A recent survey suggests that the red diesel rebate changes have increased costs and fuel theft but done little to encourage the switch to low carbon alternatives.

A recent survey suggests that the red diesel rebate changes have increased costs and fuel theft but done little to encourage the switch to low carbon alternatives.

Since April 1st, 2022, the entitlement to use rebated red diesel has been removed for many sectors previously included. The aim was to help reduce harmful greenhouse gases and encourage businesses to adopt low-carbon red diesel alternatives, such as EV technology.

However, a recent survey has found that many businesses have simply switched to white diesel, which is more expensive to purchase and just as harmful to the environment and have no plans to switch to EV.

The survey, by leading business fuel card supplier, Right Fuel Card, questioned customers from a range of industries on several fuel-related topics with some strong responses.

Asked if the change in red diesel entitlement would encourage the affected sectors to use more electric vehicles, most respondents claimed that the sole effect of these changes has been to increase fuel costs, with only 29% believing it will help with EV adoption.

The agriculture and farming industry also expressed concerns about the resultant increase in damage and theft since the change.

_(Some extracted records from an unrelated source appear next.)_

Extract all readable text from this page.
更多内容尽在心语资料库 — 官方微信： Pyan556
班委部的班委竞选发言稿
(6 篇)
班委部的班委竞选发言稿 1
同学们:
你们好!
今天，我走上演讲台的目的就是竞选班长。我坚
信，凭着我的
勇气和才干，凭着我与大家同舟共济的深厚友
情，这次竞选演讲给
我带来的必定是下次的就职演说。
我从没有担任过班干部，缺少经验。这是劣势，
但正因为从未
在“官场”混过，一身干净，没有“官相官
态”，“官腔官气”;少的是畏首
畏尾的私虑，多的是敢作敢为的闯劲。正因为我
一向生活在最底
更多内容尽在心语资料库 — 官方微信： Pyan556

Barriers to EV still too high

With the sale of new petrol and diesel cars set to be banned after 2030, there is a lot of buzz around the switch to green alternative fuels such as electric and hydrogen.  Whilst many large businesses have started to switch their fleet to electric, the survey found that others regard the barriers are still too high.

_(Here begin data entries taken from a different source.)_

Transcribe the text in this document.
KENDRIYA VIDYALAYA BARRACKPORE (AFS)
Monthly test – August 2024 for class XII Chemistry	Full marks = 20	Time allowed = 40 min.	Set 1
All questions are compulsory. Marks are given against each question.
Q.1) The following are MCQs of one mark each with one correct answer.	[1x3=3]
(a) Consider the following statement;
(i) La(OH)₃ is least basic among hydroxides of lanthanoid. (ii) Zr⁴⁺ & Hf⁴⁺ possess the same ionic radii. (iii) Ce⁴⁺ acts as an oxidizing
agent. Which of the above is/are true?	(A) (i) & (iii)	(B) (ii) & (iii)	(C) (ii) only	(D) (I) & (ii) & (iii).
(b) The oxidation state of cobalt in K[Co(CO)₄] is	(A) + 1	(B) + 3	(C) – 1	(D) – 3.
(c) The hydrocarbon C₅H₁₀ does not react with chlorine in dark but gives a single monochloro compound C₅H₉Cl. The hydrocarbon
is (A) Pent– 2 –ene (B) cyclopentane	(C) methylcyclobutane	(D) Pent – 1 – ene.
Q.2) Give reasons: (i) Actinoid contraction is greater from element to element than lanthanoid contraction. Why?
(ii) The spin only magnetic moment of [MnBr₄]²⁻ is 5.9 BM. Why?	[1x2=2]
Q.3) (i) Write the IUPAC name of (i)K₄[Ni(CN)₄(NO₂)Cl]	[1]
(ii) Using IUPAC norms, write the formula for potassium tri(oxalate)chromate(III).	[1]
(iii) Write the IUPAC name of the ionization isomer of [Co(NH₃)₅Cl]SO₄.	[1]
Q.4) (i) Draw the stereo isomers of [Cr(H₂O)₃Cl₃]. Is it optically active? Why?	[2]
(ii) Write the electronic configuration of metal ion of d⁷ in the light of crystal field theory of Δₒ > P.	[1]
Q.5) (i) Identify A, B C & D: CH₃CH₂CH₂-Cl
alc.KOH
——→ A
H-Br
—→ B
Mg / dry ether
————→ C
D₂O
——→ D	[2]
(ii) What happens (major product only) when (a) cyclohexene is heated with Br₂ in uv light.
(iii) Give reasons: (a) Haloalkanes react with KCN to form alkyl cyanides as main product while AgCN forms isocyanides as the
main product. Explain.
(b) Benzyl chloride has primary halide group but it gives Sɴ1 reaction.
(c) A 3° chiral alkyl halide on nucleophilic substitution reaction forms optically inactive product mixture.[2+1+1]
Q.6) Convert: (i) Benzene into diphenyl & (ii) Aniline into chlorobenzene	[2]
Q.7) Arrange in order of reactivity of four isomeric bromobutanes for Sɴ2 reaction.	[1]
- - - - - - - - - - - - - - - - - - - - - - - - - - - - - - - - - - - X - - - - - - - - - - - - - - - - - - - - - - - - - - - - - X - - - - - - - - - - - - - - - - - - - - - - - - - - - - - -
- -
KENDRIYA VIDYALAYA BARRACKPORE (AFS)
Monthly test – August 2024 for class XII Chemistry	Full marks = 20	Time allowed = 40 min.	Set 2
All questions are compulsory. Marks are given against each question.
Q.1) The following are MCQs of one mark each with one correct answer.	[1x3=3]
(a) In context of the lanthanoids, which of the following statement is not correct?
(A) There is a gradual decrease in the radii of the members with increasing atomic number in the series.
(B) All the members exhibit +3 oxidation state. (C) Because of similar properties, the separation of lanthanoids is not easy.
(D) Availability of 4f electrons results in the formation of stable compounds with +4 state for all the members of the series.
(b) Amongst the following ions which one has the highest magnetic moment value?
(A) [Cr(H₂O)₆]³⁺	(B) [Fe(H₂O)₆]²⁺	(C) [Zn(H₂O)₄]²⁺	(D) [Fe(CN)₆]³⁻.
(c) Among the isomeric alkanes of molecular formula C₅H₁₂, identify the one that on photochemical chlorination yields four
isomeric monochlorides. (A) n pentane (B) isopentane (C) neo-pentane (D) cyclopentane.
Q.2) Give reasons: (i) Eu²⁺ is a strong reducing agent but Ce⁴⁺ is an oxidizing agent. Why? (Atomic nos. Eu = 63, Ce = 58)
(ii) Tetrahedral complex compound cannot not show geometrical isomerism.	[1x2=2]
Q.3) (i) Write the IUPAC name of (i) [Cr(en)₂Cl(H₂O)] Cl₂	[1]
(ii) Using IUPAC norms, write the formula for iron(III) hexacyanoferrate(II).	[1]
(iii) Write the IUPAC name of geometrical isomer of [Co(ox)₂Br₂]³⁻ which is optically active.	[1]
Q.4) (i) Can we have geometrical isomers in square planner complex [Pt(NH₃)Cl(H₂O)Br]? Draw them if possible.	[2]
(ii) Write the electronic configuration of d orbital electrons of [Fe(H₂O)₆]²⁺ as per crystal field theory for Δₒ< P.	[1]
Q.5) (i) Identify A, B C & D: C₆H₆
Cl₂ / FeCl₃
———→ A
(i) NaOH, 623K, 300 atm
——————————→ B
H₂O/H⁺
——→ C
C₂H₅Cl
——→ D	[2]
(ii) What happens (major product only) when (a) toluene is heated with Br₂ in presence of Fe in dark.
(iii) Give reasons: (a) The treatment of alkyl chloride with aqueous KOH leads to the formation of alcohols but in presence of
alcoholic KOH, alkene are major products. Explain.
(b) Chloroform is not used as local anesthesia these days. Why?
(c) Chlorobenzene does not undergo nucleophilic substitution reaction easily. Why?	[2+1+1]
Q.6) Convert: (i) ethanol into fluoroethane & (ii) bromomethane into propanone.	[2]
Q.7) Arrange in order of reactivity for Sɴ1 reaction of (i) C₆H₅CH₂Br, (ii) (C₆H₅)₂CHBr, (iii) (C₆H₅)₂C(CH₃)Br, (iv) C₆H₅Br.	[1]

The survey revealed a wide mix in confidence for the next 12 months depending on the industry, with transport-related businesses including haulage and courier firms much less positive than construction and engineering.

All industries seem to agree, however, that moving to EV was not part of their plans with an overwhelming 98% of respondents stating that they had no intention to move to EV in the next 12 months.

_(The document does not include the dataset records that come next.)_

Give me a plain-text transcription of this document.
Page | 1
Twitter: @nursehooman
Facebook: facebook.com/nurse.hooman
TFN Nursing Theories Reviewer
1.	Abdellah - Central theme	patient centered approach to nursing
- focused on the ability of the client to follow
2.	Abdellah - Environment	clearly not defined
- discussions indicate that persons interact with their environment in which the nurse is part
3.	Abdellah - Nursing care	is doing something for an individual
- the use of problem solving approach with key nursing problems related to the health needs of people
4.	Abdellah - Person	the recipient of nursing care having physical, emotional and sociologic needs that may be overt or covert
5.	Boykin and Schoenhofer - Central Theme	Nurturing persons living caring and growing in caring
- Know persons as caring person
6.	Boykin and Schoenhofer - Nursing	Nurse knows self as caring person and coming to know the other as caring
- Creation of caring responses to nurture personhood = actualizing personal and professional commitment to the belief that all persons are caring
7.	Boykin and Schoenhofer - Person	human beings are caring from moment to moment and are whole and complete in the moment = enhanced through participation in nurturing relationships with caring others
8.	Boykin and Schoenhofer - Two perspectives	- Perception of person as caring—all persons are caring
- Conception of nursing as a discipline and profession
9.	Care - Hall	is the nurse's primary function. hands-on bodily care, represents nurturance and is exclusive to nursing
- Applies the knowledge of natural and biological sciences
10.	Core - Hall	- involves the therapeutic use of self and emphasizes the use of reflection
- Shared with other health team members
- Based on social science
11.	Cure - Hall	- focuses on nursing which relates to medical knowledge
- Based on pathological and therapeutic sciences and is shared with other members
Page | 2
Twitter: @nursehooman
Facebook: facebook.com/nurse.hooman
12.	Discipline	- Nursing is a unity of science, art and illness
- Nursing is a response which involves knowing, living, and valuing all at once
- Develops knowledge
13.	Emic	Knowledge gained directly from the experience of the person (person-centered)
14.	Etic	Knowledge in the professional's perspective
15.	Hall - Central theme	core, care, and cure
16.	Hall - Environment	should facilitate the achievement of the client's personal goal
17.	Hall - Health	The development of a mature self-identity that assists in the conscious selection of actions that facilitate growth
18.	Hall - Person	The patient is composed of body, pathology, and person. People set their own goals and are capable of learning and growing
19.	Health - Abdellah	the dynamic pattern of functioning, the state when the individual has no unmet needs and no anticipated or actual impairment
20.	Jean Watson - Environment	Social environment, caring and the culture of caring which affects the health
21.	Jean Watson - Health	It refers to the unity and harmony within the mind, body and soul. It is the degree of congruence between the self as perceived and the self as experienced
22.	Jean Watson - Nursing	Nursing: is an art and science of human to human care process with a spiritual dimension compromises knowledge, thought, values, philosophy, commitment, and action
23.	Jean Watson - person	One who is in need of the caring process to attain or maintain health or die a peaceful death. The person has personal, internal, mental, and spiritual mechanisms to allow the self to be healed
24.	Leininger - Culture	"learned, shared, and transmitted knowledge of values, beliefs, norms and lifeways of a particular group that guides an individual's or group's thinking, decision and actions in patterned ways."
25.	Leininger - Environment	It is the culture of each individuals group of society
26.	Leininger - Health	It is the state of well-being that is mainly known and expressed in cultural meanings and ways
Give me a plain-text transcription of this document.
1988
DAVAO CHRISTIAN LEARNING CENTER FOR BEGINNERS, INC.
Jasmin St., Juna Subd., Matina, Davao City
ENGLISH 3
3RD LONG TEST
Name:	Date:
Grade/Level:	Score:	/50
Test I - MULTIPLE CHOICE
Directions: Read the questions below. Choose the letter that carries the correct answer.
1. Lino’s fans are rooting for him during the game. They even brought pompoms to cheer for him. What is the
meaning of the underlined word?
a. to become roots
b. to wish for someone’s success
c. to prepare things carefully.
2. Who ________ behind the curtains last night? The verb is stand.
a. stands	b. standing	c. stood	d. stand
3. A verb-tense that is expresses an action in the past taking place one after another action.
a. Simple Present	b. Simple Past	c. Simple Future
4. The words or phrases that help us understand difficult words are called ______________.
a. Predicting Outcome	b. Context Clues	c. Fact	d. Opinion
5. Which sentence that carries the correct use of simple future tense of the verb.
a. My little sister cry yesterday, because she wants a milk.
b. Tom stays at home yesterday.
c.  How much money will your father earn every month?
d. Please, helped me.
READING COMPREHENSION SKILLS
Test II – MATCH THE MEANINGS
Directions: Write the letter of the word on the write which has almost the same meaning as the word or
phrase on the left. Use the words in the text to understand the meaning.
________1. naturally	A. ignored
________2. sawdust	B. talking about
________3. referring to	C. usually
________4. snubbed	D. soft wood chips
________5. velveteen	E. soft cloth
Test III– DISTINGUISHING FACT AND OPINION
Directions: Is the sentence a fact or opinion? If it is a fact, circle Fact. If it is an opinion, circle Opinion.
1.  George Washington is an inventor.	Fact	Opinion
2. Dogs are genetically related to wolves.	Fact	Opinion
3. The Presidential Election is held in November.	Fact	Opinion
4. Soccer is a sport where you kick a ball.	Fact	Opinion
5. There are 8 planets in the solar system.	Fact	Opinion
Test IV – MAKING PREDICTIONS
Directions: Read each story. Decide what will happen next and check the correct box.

The survey, which brought responses from right across Right Fuel Card’s SME customer base, showed that, across all industries, cost is still regarded as the highest barrier to switching. Other barriers are more nuanced depending on the industry’s needs.

Lack of infrastructure

Transport firms highlighted an almost complete lack of infrastructure for larger vehicles, whilst couriers and even taxi firms, pointed out that the time to charge was too slow, leaving them with expensive, unproductive time.

Unsurprisingly, the key barrier to those in the agricultural sector or based in rural locations was infrastructure.  Investment has been predominantly focused on large cities, towns, and busy motorway routes, leaving rural businesses unconnected.

David James, sales director at Right Fuel Card commented: “The results were unexpected given the drive to move to alternative fuels, but given the current cost of living crisis, businesses have become even more cost sensitive.  We want to support our customers’ switch to alternative fuels, and we have an ever-increasing product range to meet the changing needs of our customers.

“We’re looking forward to being able to offer a wide range of cards which would reflect the wider range of fuels that vehicles will be using in the years ahead.”